The beauty of RL agents lies in how naturally they learn. Imagine teaching someone to ride a bike - you wouldn’t give them a 50-page manual on the physics of cycling. Instead, they try, fall, adjust, and eventually master it. RL agents work similarly but at massive scale. They attempt thousands of approaches to solve a problem, receiving feedback on what worked and what didn’t. Each success strengthens certain neural pathways, each failure helps avoid dead ends.

For instance, in customer service, an RL agent might discover that sometimes asking a clarifying question early in the conversation, even when seemingly obvious, leads to much better resolution rates. This isn’t something we would typically program into a wrapper, but the agent found this pattern through extensive trial and error. The key is having enough computational power to run these experiments and learn from them.

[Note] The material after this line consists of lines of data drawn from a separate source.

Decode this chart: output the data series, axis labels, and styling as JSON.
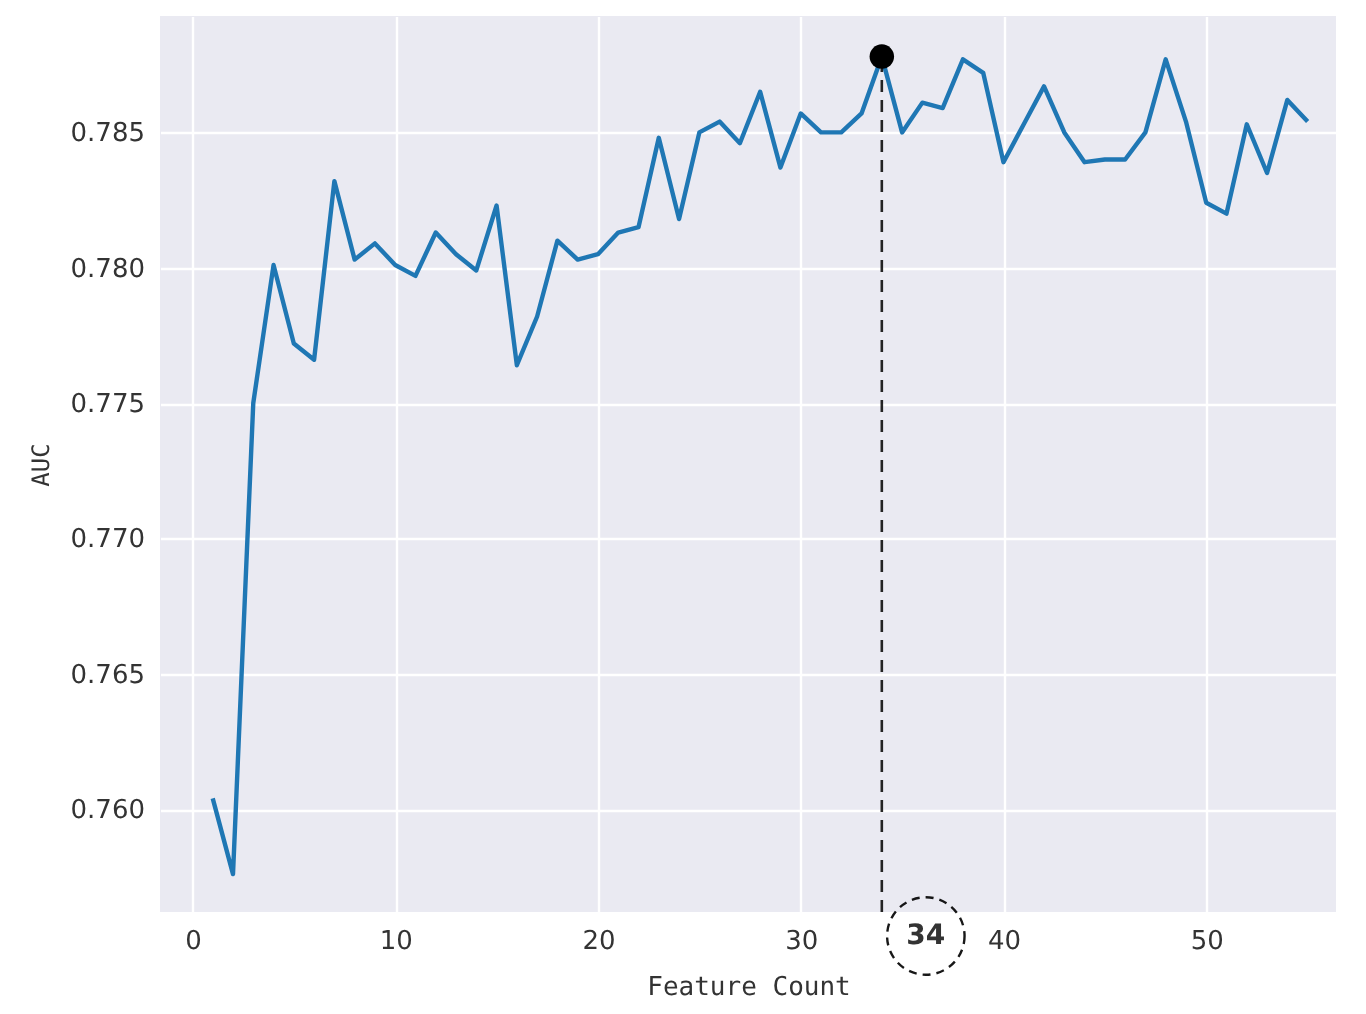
{
  "chart_data": {
    "type": "line",
    "xlabel": "Feature Count",
    "ylabel": "AUC",
    "xlim": [
      -1.6,
      56.4
    ],
    "xticks": [
      0,
      10,
      20,
      30,
      40,
      50
    ],
    "ylim": [
      0.7562,
      0.7893
    ],
    "yticks": [
      {
        "value": 0.76,
        "label": "0.760"
      },
      {
        "value": 0.765,
        "label": "0.765"
      },
      {
        "value": 0.77,
        "label": "0.770"
      },
      {
        "value": 0.775,
        "label": "0.775"
      },
      {
        "value": 0.78,
        "label": "0.780"
      },
      {
        "value": 0.785,
        "label": "0.785"
      }
    ],
    "grid": true,
    "line_style": "solid",
    "series": [
      {
        "color": "#1f77b4",
        "marker": "none",
        "x": [
          1,
          2,
          3,
          4,
          5,
          6,
          7,
          8,
          9,
          10,
          11,
          12,
          13,
          14,
          15,
          16,
          17,
          18,
          19,
          20,
          21,
          22,
          23,
          24,
          25,
          26,
          27,
          28,
          29,
          30,
          31,
          32,
          33,
          34,
          35,
          36,
          37,
          38,
          39,
          40,
          41,
          42,
          43,
          44,
          45,
          46,
          47,
          48,
          49,
          50,
          51,
          52,
          53,
          54,
          55
        ],
        "values": [
          0.7604,
          0.7576,
          0.775,
          0.7801,
          0.7772,
          0.7766,
          0.7832,
          0.7803,
          0.7809,
          0.7801,
          0.7797,
          0.7813,
          0.7805,
          0.7799,
          0.7823,
          0.7764,
          0.7782,
          0.781,
          0.7803,
          0.7805,
          0.7813,
          0.7815,
          0.7848,
          0.7818,
          0.785,
          0.7854,
          0.7846,
          0.7865,
          0.7837,
          0.7857,
          0.785,
          0.785,
          0.7857,
          0.7878,
          0.785,
          0.7861,
          0.7859,
          0.7877,
          0.7872,
          0.7839,
          0.7853,
          0.7867,
          0.785,
          0.7839,
          0.784,
          0.784,
          0.785,
          0.7877,
          0.7854,
          0.7824,
          0.782,
          0.7853,
          0.7835,
          0.7862,
          0.7854
        ]
      },
      {
        "type": "scatter",
        "color": "#000000",
        "marker": "circle",
        "x": [
          34
        ],
        "values": [
          0.7878
        ]
      }
    ],
    "ref_lines": [
      {
        "axis": "x",
        "value": 34,
        "label": "34",
        "color": "#000000",
        "line_style": "dashed"
      }
    ]
  }
}
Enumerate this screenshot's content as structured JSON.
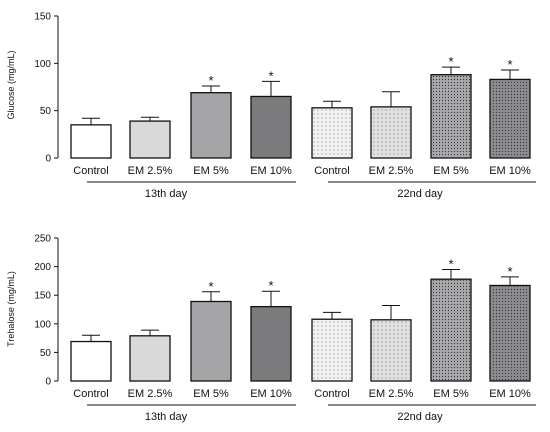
{
  "chart_data": [
    {
      "type": "bar",
      "ylabel": "Glucose (mg/mL)",
      "ylim": [
        0,
        150
      ],
      "yticks": [
        0,
        50,
        100,
        150
      ],
      "categories": [
        "Control",
        "EM 2.5%",
        "EM 5%",
        "EM 10%",
        "Control",
        "EM 2.5%",
        "EM 5%",
        "EM 10%"
      ],
      "groups": [
        {
          "label": "13th day",
          "categories": [
            "Control",
            "EM 2.5%",
            "EM 5%",
            "EM 10%"
          ]
        },
        {
          "label": "22nd day",
          "categories": [
            "Control",
            "EM 2.5%",
            "EM 5%",
            "EM 10%"
          ]
        }
      ],
      "values": [
        35,
        39,
        69,
        65,
        53,
        54,
        88,
        83
      ],
      "errors": [
        7,
        4,
        7,
        16,
        7,
        16,
        8,
        10
      ],
      "significant": [
        "",
        "",
        "*",
        "*",
        "",
        "",
        "*",
        "*"
      ],
      "grid": false
    },
    {
      "type": "bar",
      "ylabel": "Trehalose (mg/mL)",
      "ylim": [
        0,
        250
      ],
      "yticks": [
        0,
        50,
        100,
        150,
        200,
        250
      ],
      "categories": [
        "Control",
        "EM 2.5%",
        "EM 5%",
        "EM 10%",
        "Control",
        "EM 2.5%",
        "EM 5%",
        "EM 10%"
      ],
      "groups": [
        {
          "label": "13th day",
          "categories": [
            "Control",
            "EM 2.5%",
            "EM 5%",
            "EM 10%"
          ]
        },
        {
          "label": "22nd day",
          "categories": [
            "Control",
            "EM 2.5%",
            "EM 5%",
            "EM 10%"
          ]
        }
      ],
      "values": [
        69,
        79,
        139,
        130,
        108,
        107,
        178,
        167
      ],
      "errors": [
        11,
        10,
        17,
        27,
        12,
        25,
        17,
        15
      ],
      "significant": [
        "",
        "",
        "*",
        "*",
        "",
        "",
        "*",
        "*"
      ],
      "grid": false
    }
  ],
  "bar_fills": [
    "#ffffff",
    "#d9d9d9",
    "#a5a5a8",
    "#7b7b7d",
    "#f2f2f2",
    "#e1e1e1",
    "#a9a9ad",
    "#8d8d90"
  ],
  "bar_patterns": [
    "none",
    "none",
    "none",
    "none",
    "dots-sparse",
    "dots-sparse",
    "dots-dense",
    "dots-dense"
  ],
  "axis_color": "#111111"
}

What makes this approach powerful is that the agent isn’t limited by our preconceptions. While wrapper solutions essentially codify our current best practices, RL agents can discover entirely new best practices. They might find that combining seemingly unrelated approaches works better than our logical, step-by-step solutions. This is the bitter lesson in action - given enough compute power, learning through exploration beats hand-crafted rules every time.

Indeed, you see this play out in –soon to be big– competition between Claude code and Cursor. Currently users say Cursor does not work well with Claude Sonnet 3.7, but it works flawlessly with Sonnet 3.5. On the other hand, people complain that Claude code (which uses Sonnet 3.7 under the hood) consumes a lot of tokens. However, it works amazingly well. Cursor, reportedly will launch as version with usage based pricing which will make more use of 3.7’s agentic behavior^{. We will see this in more domains, especially outside of code where the an agent could think of multiple approaches, while humans have codified a single workflow.}

What this means for AI Engineers

This insight fundamentally changes how we should approach AI system design:

Start Simple, Scale Big: Begin with the simplest possible learning architecture that can capture the essence of your problem. Then scale it up with compute rather than adding complexity.
Design for Scale: Build systems that can effectively utilize additional compute. This means:
- Parallelizable architectures
- Flexible learning frameworks that can grow with more data and compute
- Infrastructure that can handle distributed processing
Avoid Premature Optimization: Don’t spend weeks optimizing algorithms before you’ve maxed out your compute potential. The returns from clever engineering often pale in comparison to simply adding more computational resources.

The Real “So What”

The implications are profound and somewhat uncomfortable for us engineers:

Investment Strategy: Organizations should invest more in computing infrastructure than in complex algorithmic development.
Competitive Advantage: The winners in AI won’t be those with the cleverest algorithms, but those who can effectively harness the most compute power.
Career Focus: As AI engineers, our value lies not in crafting perfect algorithms but in building systems that can effectively leverage massive computational resources. That is a fundamental shift in mental models of how to build software.

Looking Forward

This lesson might seem to diminish the role of the AI engineer, but it actually elevates it. Our job is to:

Design systems that can effectively utilize increasing compute resources
Build robust learning environments that scale
Create architectures that can grow without requiring fundamental redesigns

The future belongs to those who can build systems that learn and adapt through computational force, not those who try to encode human knowledge into rigid rules.

Remember: In the race between clever engineering and raw compute, compute wins. Our role is to build the race track, not to design the runner’s every move.